Como quiera que sea, aquella sucesión de la que se habló más arriba sobre el concepto de “lo mexicano” ha sido poco menos que espontánea, debida en mayor parte a cambios políticos y económicos. Ya librada de esa encomienda de identidad nacional del régimen –en improbable connubio con las autoridades eclesiásticas–, la sucesión aparece ahora sometida a la lógica del mercado y a los nuevos poderes fácticos, narcocultura y Hollywood incluidos. Para muestra, un botón: durante mi paso por la educación pública y mi vida profesional en Monterrey jamás vi un altar de muertos ni convocatorias ad hoc. Sólo después de la cinta Spectre, con su fantasioso desfile de Día de Muertos, o de la multiaclamada Coco, el entusiasmo por la festividad se extendió más allá del centro y sur del país. En el sentido inverso, el fenómeno de la banda se ha esparcido en todo el Pacífico hasta el sur y centro, como distintivo de una cultura que ha puesto a México en los ojos del mundo a través de las plataformas de streaming y de premios a la música regional mexicana en Estados Unidos.

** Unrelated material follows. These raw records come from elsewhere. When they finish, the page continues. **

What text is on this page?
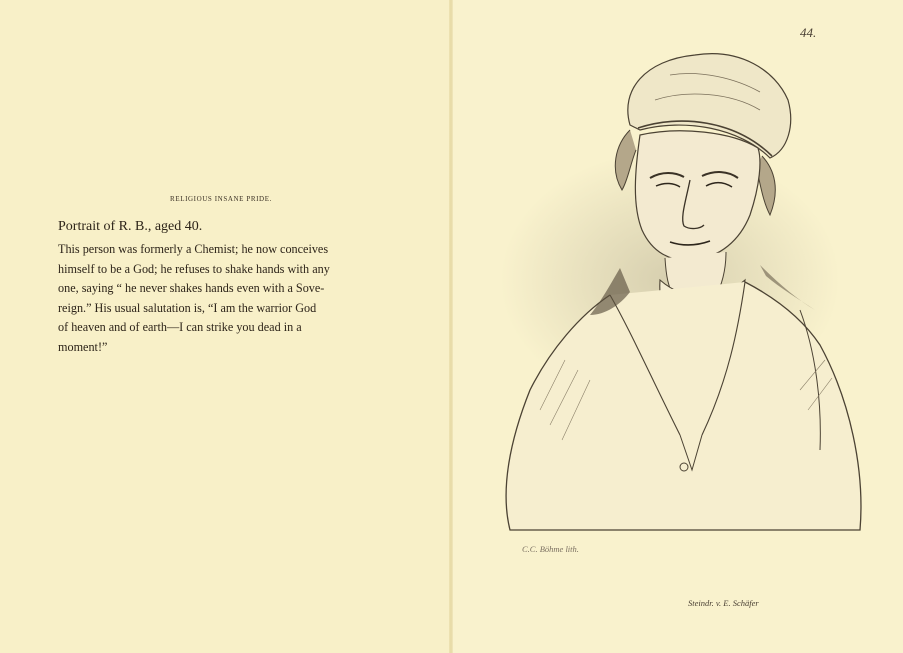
RELIGIOUS INSANE PRIDE.
Portrait of R. B., aged 40.
This person was formerly a Chemist; he now conceives
himself to be a God; he refuses to shake hands with any
one, saying “ he never shakes hands even with a Sove-
reign.” His usual salutation is, “I am the warrior God
of heaven and of earth—I can strike you dead in a
moment!”
44.
C.C. Böhme lith.
Steindr. v. E. Schäfer
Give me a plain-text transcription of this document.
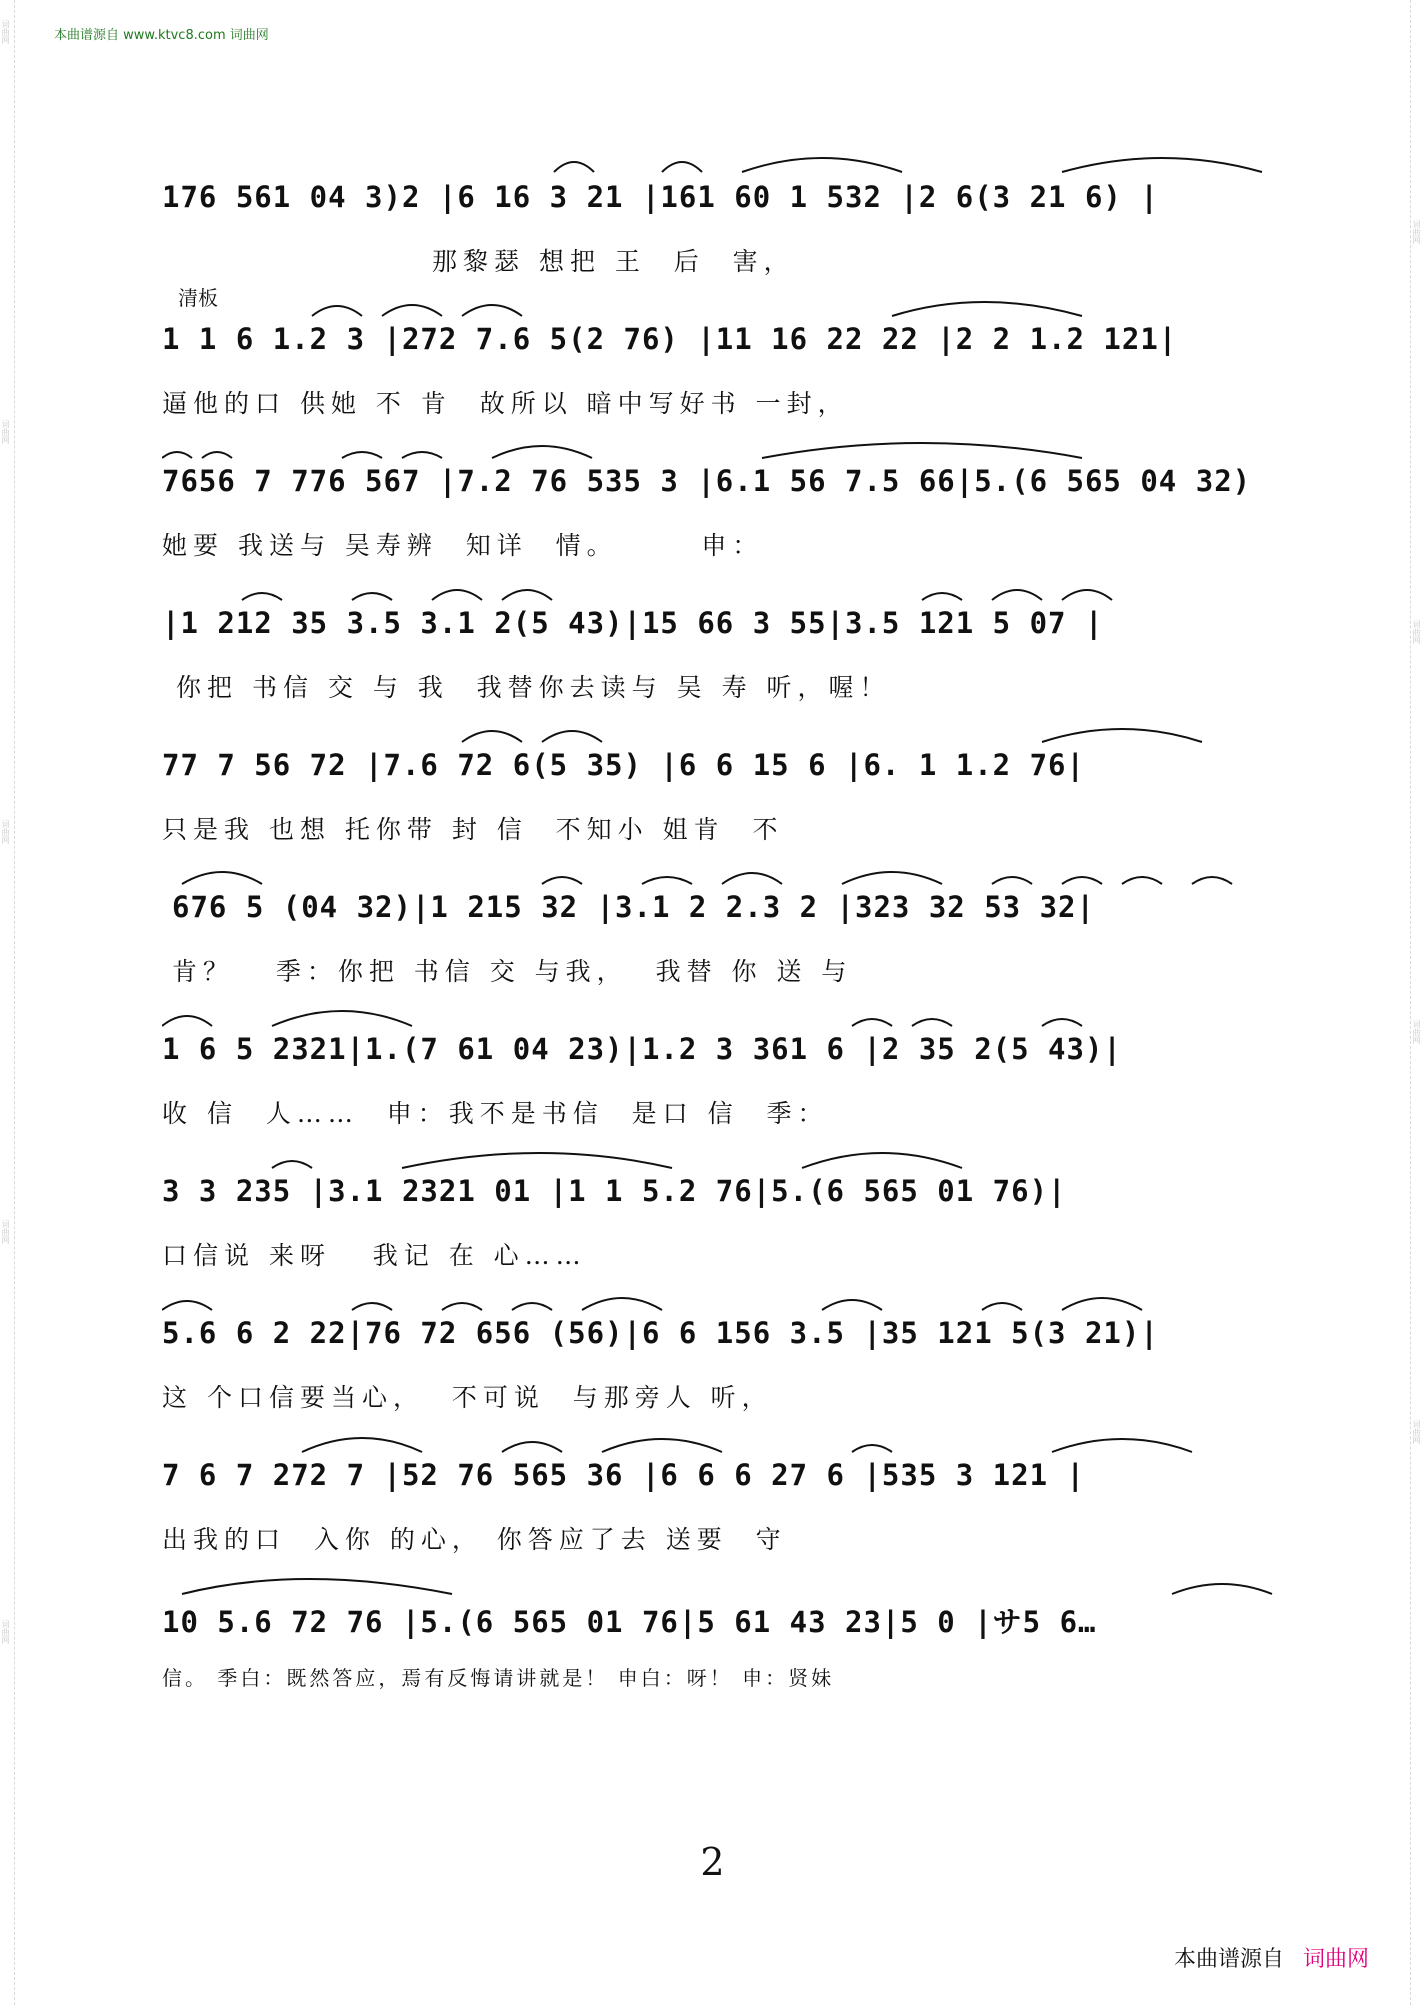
词曲网
词曲网
词曲网
词曲网
词曲网
词曲网
词曲网
词曲网
词曲网
本曲谱源自 www.ktvc8.com 词曲网
176 561 04 3)2 |6 16 3 21 |161 60 1 532 |2 6(3 21 6) |
那黎瑟 想把 王  后  害，
清板
1 1 6 1.2 3 |272 7.6 5(2 76) |11 16 22 22 |2 2 1.2 121|
逼他的口 供她 不 肯  故所以 暗中写好书 一封，
7656 7 776 567 |7.2 76 535 3 |6.1 56 7.5 66|5.(6 565 04 32)
她要 我送与 吴寿辨  知详  情。      申：
|1 212 35 3.5 3.1 2(5 43)|15 66 3 55|3.5 121 5 07 |
你把 书信 交 与 我  我替你去读与 吴 寿 听，喔！
77 7 56 72 |7.6 72 6(5 35) |6 6 15 6 |6. 1 1.2 76|
只是我 也想 托你带 封 信  不知小 姐肯  不
676 5 (04 32)|1 215 32 |3.1 2 2.3 2 |323 32 53 32|
肯？   季：你把 书信 交 与我，  我替 你 送 与
1 6 5 2321|1.(7 61 04 23)|1.2 3 361 6 |2 35 2(5 43)|
收 信  人……  申：我不是书信  是口 信  季：
3 3 235 |3.1 2321 01 |1 1 5.2 76|5.(6 565 01 76)|
口信说 来呀   我记 在 心……
5.6 6 2 22|76 72 656 (56)|6 6 156 3.5 |35 121 5(3 21)|
这 个口信要当心，  不可说  与那旁人 听，
7 6 7 272 7 |52 76 565 36 |6 6 6 27 6 |535 3 121 |
出我的口  入你 的心， 你答应了去 送要  守
10 5.6 72 76 |5.(6 565 01 76|5 61 43 23|5 0 |サ5 6…
信。 季白：既然答应，焉有反悔请讲就是！ 申白：呀！ 申：贤妹
2
本曲谱源自 词曲网
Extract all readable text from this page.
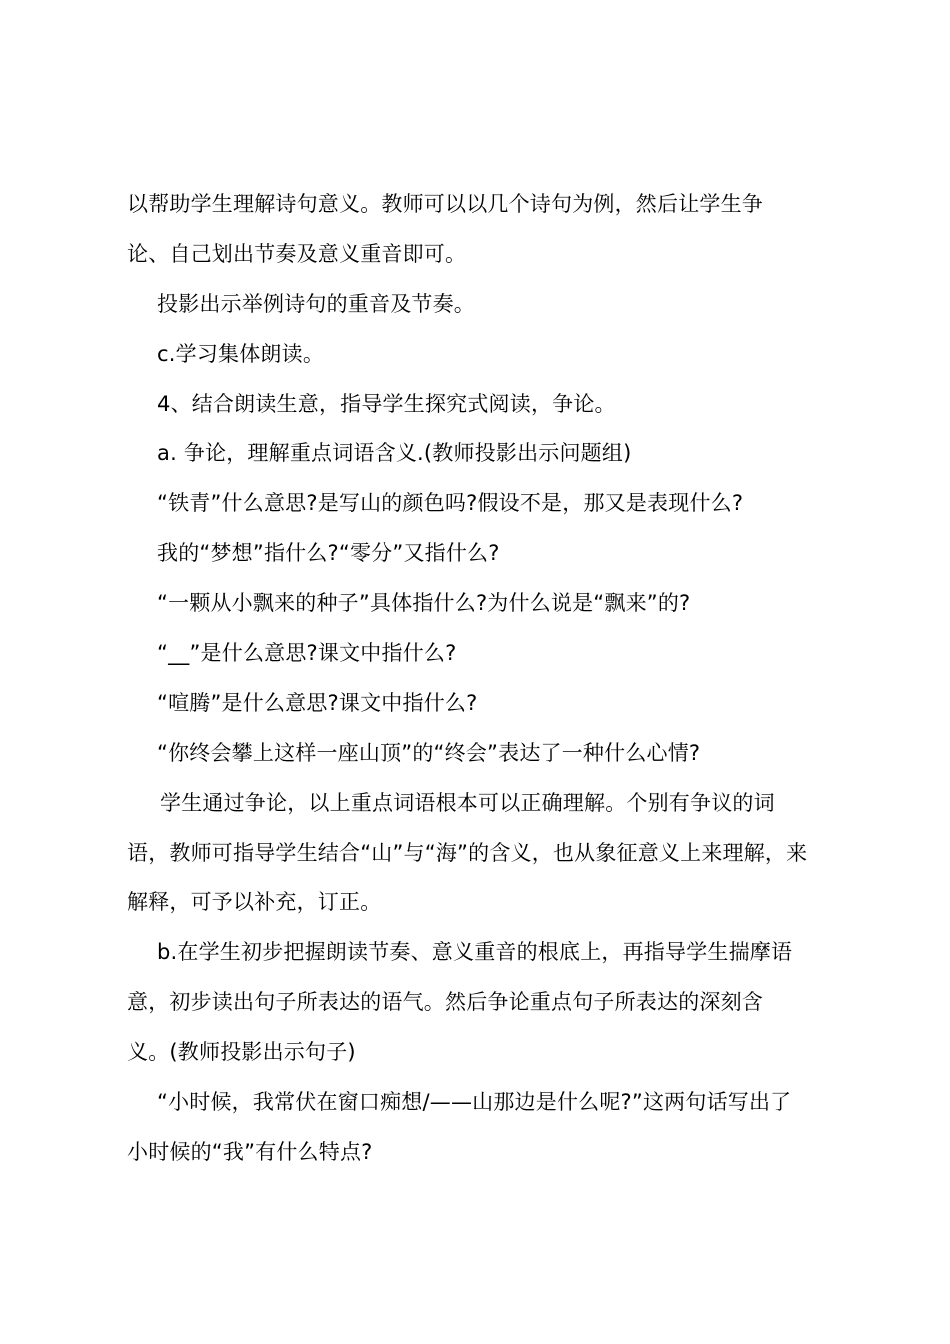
以帮助学生理解诗句意义。教师可以以几个诗句为例，然后让学生争
论、自己划出节奏及意义重音即可。
投影出示举例诗句的重音及节奏。
c.学习集体朗读。
4、结合朗读生意，指导学生探究式阅读，争论。
a. 争论，理解重点词语含义.(教师投影出示问题组)
“铁青”什么意思?是写山的颜色吗?假设不是，那又是表现什么?
我的“梦想”指什么?“零分”又指什么?
“一颗从小飘来的种子”具体指什么?为什么说是“飘来”的?
“__”是什么意思?课文中指什么?
“喧腾”是什么意思?课文中指什么?
“你终会攀上这样一座山顶”的“终会”表达了一种什么心情?
学生通过争论，以上重点词语根本可以正确理解。个别有争议的词
语，教师可指导学生结合“山”与“海”的含义，也从象征意义上来理解，来
解释，可予以补充，订正。
b.在学生初步把握朗读节奏、意义重音的根底上，再指导学生揣摩语
意，初步读出句子所表达的语气。然后争论重点句子所表达的深刻含
义。(教师投影出示句子)
“小时候，我常伏在窗口痴想/——山那边是什么呢?”这两句话写出了
小时候的“我”有什么特点?
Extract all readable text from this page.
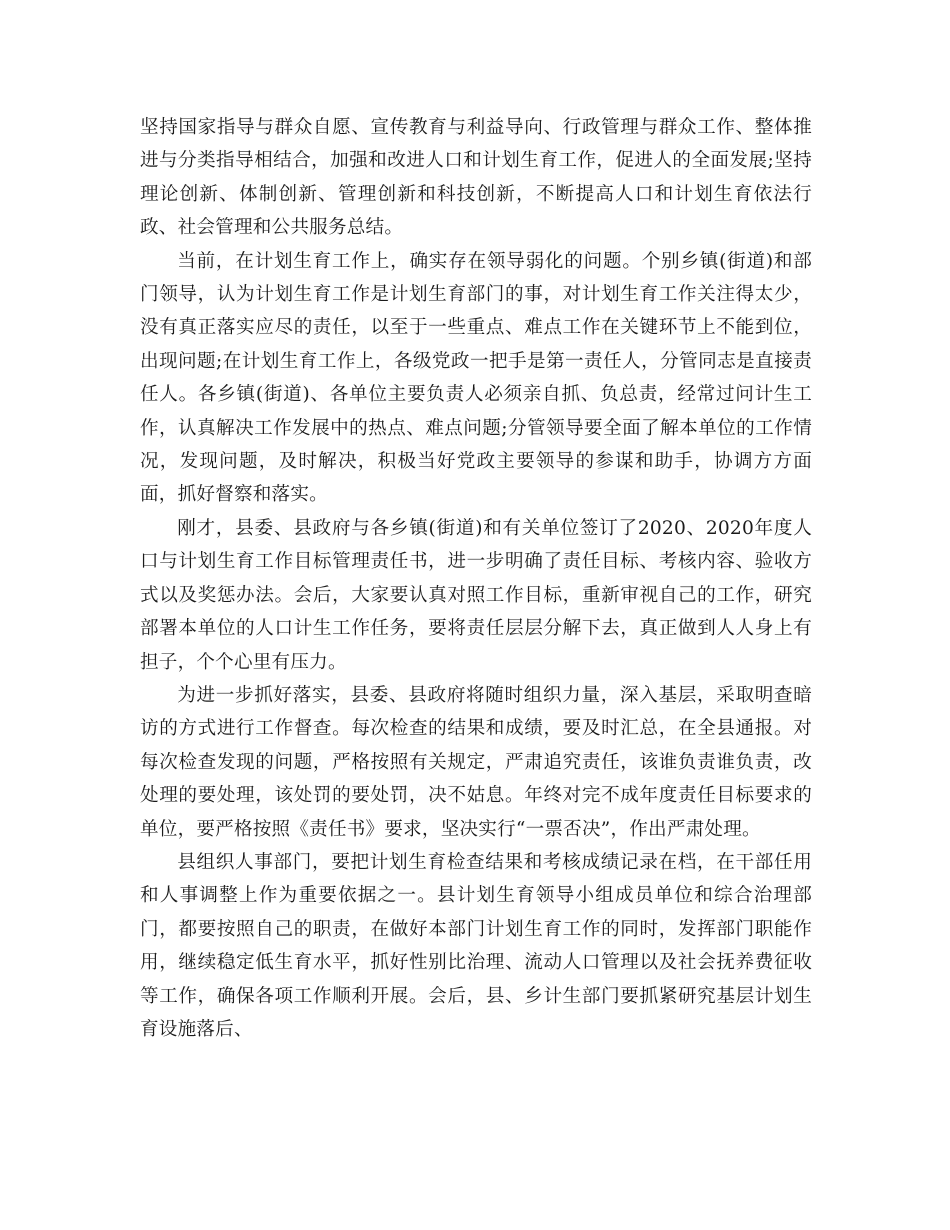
坚持国家指导与群众自愿、宣传教育与利益导向、行政管理与群众工作、整体推进与分类指导相结合，加强和改进人口和计划生育工作，促进人的全面发展;坚持理论创新、体制创新、管理创新和科技创新，不断提高人口和计划生育依法行政、社会管理和公共服务总结。

当前，在计划生育工作上，确实存在领导弱化的问题。个别乡镇(街道)和部门领导，认为计划生育工作是计划生育部门的事，对计划生育工作关注得太少，没有真正落实应尽的责任，以至于一些重点、难点工作在关键环节上不能到位，出现问题;在计划生育工作上，各级党政一把手是第一责任人，分管同志是直接责任人。各乡镇(街道)、各单位主要负责人必须亲自抓、负总责，经常过问计生工作，认真解决工作发展中的热点、难点问题;分管领导要全面了解本单位的工作情况，发现问题，及时解决，积极当好党政主要领导的参谋和助手，协调方方面面，抓好督察和落实。

刚才，县委、县政府与各乡镇(街道)和有关单位签订了2020、2020年度人口与计划生育工作目标管理责任书，进一步明确了责任目标、考核内容、验收方式以及奖惩办法。会后，大家要认真对照工作目标，重新审视自己的工作，研究部署本单位的人口计生工作任务，要将责任层层分解下去，真正做到人人身上有担子，个个心里有压力。

为进一步抓好落实，县委、县政府将随时组织力量，深入基层，采取明查暗访的方式进行工作督查。每次检查的结果和成绩，要及时汇总，在全县通报。对每次检查发现的问题，严格按照有关规定，严肃追究责任，该谁负责谁负责，改处理的要处理，该处罚的要处罚，决不姑息。年终对完不成年度责任目标要求的单位，要严格按照《责任书》要求，坚决实行“一票否决”，作出严肃处理。

县组织人事部门，要把计划生育检查结果和考核成绩记录在档，在干部任用和人事调整上作为重要依据之一。县计划生育领导小组成员单位和综合治理部门，都要按照自己的职责，在做好本部门计划生育工作的同时，发挥部门职能作用，继续稳定低生育水平，抓好性别比治理、流动人口管理以及社会抚养费征收等工作，确保各项工作顺利开展。会后，县、乡计生部门要抓紧研究基层计划生育设施落后、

De manera que asistimos a una especie de cuestionamiento involuntario del paradigma (o prejuicio) de Vasconcelos sobre el monopolio de la cultura, y por ser involuntario, dicho cuestionamiento lejos está de ser un acto de venganza. A este respecto, dudo que se trate de un desplazamiento definitivo más que de una tensión heraclitiana entre centro y periferia. Después de todo, si la intención de Eisenstein y Alexandrov era mostrar a un México unido gracias a la Revolución, es menester recordar que la misma fue obra de caudillos del norte. Ante lo que debemos estar en guardia, si cabe el aspecto normativo, es a la pregunta sobre quién decide qué es lo mexicano y con qué fines.

***

*Escritor egresado del diplomado en escritura de Literaria Centro Mexicano de Escritores.